Arguably why not just combined nuclear-diesel? Then you don't have the volumetric waste that is the massive air intakes and uptakes for a gas turbine that are its main weakness. For high speed and economical cruising you use the nuke; for everything else the diesels.

P.S. isn't that fixed cost per reactor so since we use redundant reactors our modern nukes are really about a $800 M premium on a carrier?
 
Uh, maybe I've oversimplifying this, but wouldn't the trim problem be solved by having water tanks in the bottom of the ship that could pump in water from the sea and then pump it around the ship?
These are called flume tanks and are used to control roll etc.
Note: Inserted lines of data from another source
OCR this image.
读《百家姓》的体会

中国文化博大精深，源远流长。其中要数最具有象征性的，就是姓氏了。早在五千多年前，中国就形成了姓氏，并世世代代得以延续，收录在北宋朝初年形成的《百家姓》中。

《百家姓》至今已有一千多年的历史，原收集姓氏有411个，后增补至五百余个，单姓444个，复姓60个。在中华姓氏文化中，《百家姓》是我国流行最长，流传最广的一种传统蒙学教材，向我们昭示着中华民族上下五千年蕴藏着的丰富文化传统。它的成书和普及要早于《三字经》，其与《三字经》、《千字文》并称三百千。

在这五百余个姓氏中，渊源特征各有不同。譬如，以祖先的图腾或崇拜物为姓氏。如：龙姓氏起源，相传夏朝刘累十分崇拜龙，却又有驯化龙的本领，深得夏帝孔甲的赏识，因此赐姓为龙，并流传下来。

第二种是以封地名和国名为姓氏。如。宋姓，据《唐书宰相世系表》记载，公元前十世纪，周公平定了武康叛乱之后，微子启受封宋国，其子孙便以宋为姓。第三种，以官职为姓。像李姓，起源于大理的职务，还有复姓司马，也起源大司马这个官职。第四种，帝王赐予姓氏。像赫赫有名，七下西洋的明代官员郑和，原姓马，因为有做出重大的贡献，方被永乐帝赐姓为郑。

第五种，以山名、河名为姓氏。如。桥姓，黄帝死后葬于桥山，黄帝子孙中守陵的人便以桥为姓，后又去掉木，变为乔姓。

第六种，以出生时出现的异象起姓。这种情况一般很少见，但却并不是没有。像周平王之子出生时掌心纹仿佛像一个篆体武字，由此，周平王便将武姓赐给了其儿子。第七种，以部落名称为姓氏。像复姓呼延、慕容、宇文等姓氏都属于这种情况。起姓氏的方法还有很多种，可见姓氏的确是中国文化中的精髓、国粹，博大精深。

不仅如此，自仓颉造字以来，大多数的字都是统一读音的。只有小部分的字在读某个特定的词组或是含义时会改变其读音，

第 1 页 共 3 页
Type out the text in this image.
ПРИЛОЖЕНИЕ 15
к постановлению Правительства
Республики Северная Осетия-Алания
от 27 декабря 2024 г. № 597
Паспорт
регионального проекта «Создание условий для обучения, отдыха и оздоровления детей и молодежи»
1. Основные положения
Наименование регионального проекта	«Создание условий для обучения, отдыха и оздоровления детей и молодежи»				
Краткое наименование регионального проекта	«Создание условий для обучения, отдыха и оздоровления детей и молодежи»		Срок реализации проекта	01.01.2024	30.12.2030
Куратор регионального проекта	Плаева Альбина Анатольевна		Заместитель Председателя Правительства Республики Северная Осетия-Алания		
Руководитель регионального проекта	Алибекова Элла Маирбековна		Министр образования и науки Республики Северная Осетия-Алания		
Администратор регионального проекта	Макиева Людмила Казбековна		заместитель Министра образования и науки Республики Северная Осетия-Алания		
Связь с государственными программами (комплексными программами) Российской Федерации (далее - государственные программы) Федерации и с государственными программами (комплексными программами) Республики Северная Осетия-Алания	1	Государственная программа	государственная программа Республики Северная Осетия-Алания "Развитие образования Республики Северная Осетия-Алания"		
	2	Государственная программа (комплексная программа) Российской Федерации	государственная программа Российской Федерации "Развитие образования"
The anti-roll system is quite valuable although these days we tend to use stabilizing fins instead. The system you suggest has several drawbacks for warship use. One is that it consumes internal volume that is at a premium for other purposes. Essentially its replacing a fuel oil tankage and pumping system and a better solution would be to fill it up with MFO and use it to supply conventionally powered ships. A second problem is damage control. The system you suggest would be an open path for flooding in the event of the ship being hit by something nasty (torpedo, mines, bombs, shells, other ships and large uncharted rocks). The worst enemy of a ship after fire is progressive flooding. This is where water seeps (or floods or torrents) throughout the ship and damage control efforts cannot establish a flooding perimeter. Progressive flooding by definition can't be stopped and will sink the ship in time unless we can get her back to port first. I was at a live-fire demonstration once of an air-launched anti-ship missile that had a pre-fragmented warhead. It exploded over the target ship (an old destroyer) and apparently didn't do any damage. Only every bulkhead and every deck had dozens of little holes in it about the size of my little finger. That ship was going down and nothing could save her. She wouldn't even be worth repairing. Recently, Helge Ingstad was a case of a ship that sank through progressive flooding, in this case through her hollow prop-shafts.

The third problem is cost. Essentially we would be installing a fuel system in the ship that had no real use. This adds to cost and would probably exceed the cost of designing and building her right to start with.
 
Having nuke ships carry fuel for buddy refueling of other escorts does seem nice in the abstract.
 
When they were reactivated for the last time, the Navy had to pull back long-retired veterans to man numerous systems because no one had the training for them anymore. That's even more true today, because with the last of the Kitty Hawk class retired a decade ago, there are zero ships in the United States Navy that use any kind of steam propulsion other than nuclear, and the nuclear sets run very, very different dynamics than conventionally fired boilers.
Um the youngest Sailors to have served on a Battleship are only 47 years old. We ain't exactly Geriactric.